Next question: where would he go without pants? Because a few steps farther on I spotted a pair of jeans snagged on a bush. I was moving quickly past curiosity into concern. What would come next? A belt? A shirt? A hat?
It was a corpse, face down in a pile of leaves, wearing a tee shirt and nothing else.
Needless to say, I didn’t recognize him. I couldn’t think of too many people I would recognize from the back, butt naked from the waist down.
My initial instinct was to turn and run. I didn’t want to have seen what I was seeing. I didn’t want to have to call an ambulance or notify the police or text my mother “found another one!” Why did this keep happening to me?
Too bad I didn’t follow my initial instinct. Instead, I inched closer and bent over to make sure the guy wasn’t breathing. Unfortunately, gravity took over; I lost my balance and fell right on top of him. Good thing he was already dead, as my considerable weight would probably have suffocated him. To top it off, the trail, which had been empty a few minutes before, was suddenly full of people, gasping at what they thought they were seeing. One couple actually had a dog, and, like the dog I would have had if I had a dog, it was barking and sniffing and making a ruckus. And even though I am not a police officer or a private detective, I knew that the dogs, their owners, the looky-loos, and I were all destroying a crime scene and ruining any chance of collecting evidence.
I was trying hard to hoist myself off the body, but the ground was muddy and the leaves were slippery.
“Can someone give me a hand?”
For a couple of seconds, there was silence, except for a few snickers and one wise guy who started applauding. Apparently, these people were all perverts who assumed the man on the ground and I were knocking boots in plain sight.
Finally, someone reached out a hand. I grabbed it and managed to pull myself upright. The crowd gasped again when they realized the half-naked man in the muck was not moving, and probably never would again.
I was about to gush out a thank you to my rescuer when I saw who it was—Detective Bronwell Mendez of the White Plains Police Department. Better known as Brownie. My friend and my nemesis.
“This can’t be happening,” I said.
Brownie instructed the crowd to back away from the semi-naked man. He turned to me and said, “Don’t move a muscle.”
He pulled out his phone, called his chief and explained the situation. I heard him mention my name and watched his cheeks redden and irritation spread across his face. He put the phone back in his pocket and turned toward me.
“Why, why, why did it have to be you?” he asked. “Can’t I even take a simple Sunday hike without running into you, not to mention a corpse?”
“Brownie,” I said, trying to maintain a modicum of dignity, “I’m not happy to see you either. I came out for a short walk, and I literally stumbled onto this pantsless dead guy . . .”
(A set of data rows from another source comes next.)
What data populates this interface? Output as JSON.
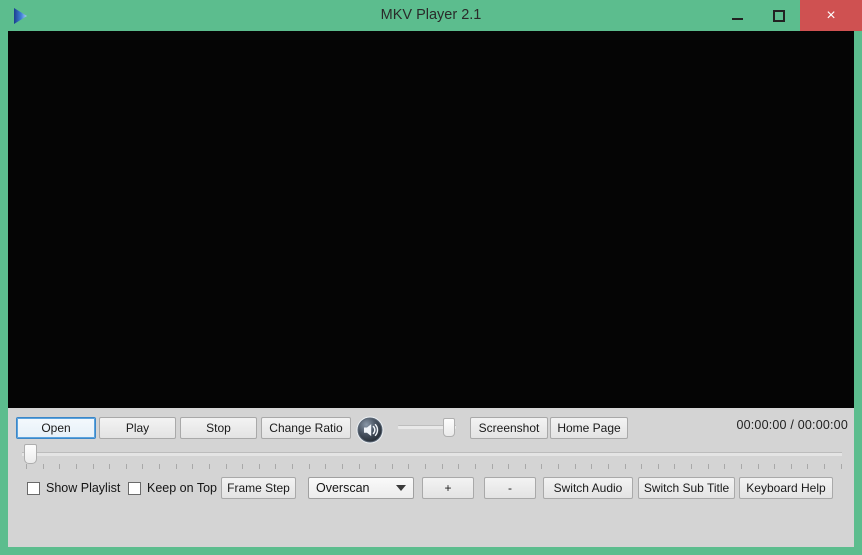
{
  "window": {
    "title": "MKV Player 2.1",
    "app_icon": "play-triangle-icon",
    "frame_color": "#5cbd8e",
    "panel_color": "#d4d4d4",
    "video_color": "#050505",
    "controls": {
      "minimize": "minimize-icon",
      "maximize": "maximize-icon",
      "close": "×",
      "close_color": "#cf5151"
    }
  },
  "transport": {
    "open_label": "Open",
    "play_label": "Play",
    "stop_label": "Stop",
    "change_ratio_label": "Change Ratio",
    "volume_icon": "speaker-volume-icon",
    "screenshot_label": "Screenshot",
    "home_page_label": "Home Page",
    "time_display": "00:00:00 / 00:00:00",
    "volume_value": 88
  },
  "seek": {
    "position": 0
  },
  "options": {
    "show_playlist_label": "Show Playlist",
    "show_playlist_checked": false,
    "keep_on_top_label": "Keep on Top",
    "keep_on_top_checked": false,
    "frame_step_label": "Frame Step",
    "overscan_selected": "Overscan",
    "plus_label": "+",
    "minus_label": "-",
    "switch_audio_label": "Switch Audio",
    "switch_sub_title_label": "Switch Sub Title",
    "keyboard_help_label": "Keyboard Help"
  }
}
“Are you telling me you don’t even know this person? Then why were you clinching his corpse in broad daylight?”
“I wasn’t!”
“You know what, Cookie? Let’s not even start this right now, okay? I called for backup so let’s wait until they get here and someone more objective can take your statement.”
“Someone more objective?”
“Yeah. Someone you haven’t lied to a million times.”
I couldn’t say I blamed him, exactly. I had skirted around the truth by not disclosing certain facts that had turned out to be important evidence in solving a murder or two. Because even though I wasn’t a private detective, I wanted to be, and I found it difficult to mind my own business when it came to the bodies I’d stumbled across.
Brownie hated that. He always said that even if it turned out I was right about something, I put myself and others around me in danger. There were other reasons he hated my being involved in a case he was on, the most personal being that it inevitably brought out the old Cookie-Brownie taunts we’d suffered since high school. His fellow officers were especially fond of making tasteless pastry references at every opportunity. I didn’t like our confectionary connection any more than he did.
I tried to explain that I hadn’t been having what my mother might call “sexual intercorpse”; it was just me being my usual klutzy self. But, as had happened before in my dealings with Brownie, he wasn’t really buying my story and suggested I save the explanation for my formal statement downtown.
I was straining to come up with a snarky reply when a Bullmastiff broke loose from its owner, loped over to the body and started sniffing all around. Before anyone could regain control of the dog, it had managed to use its powerful head to turn the corpse’s face in our direction. I finally got a good look at more than just the man’s bare bottom.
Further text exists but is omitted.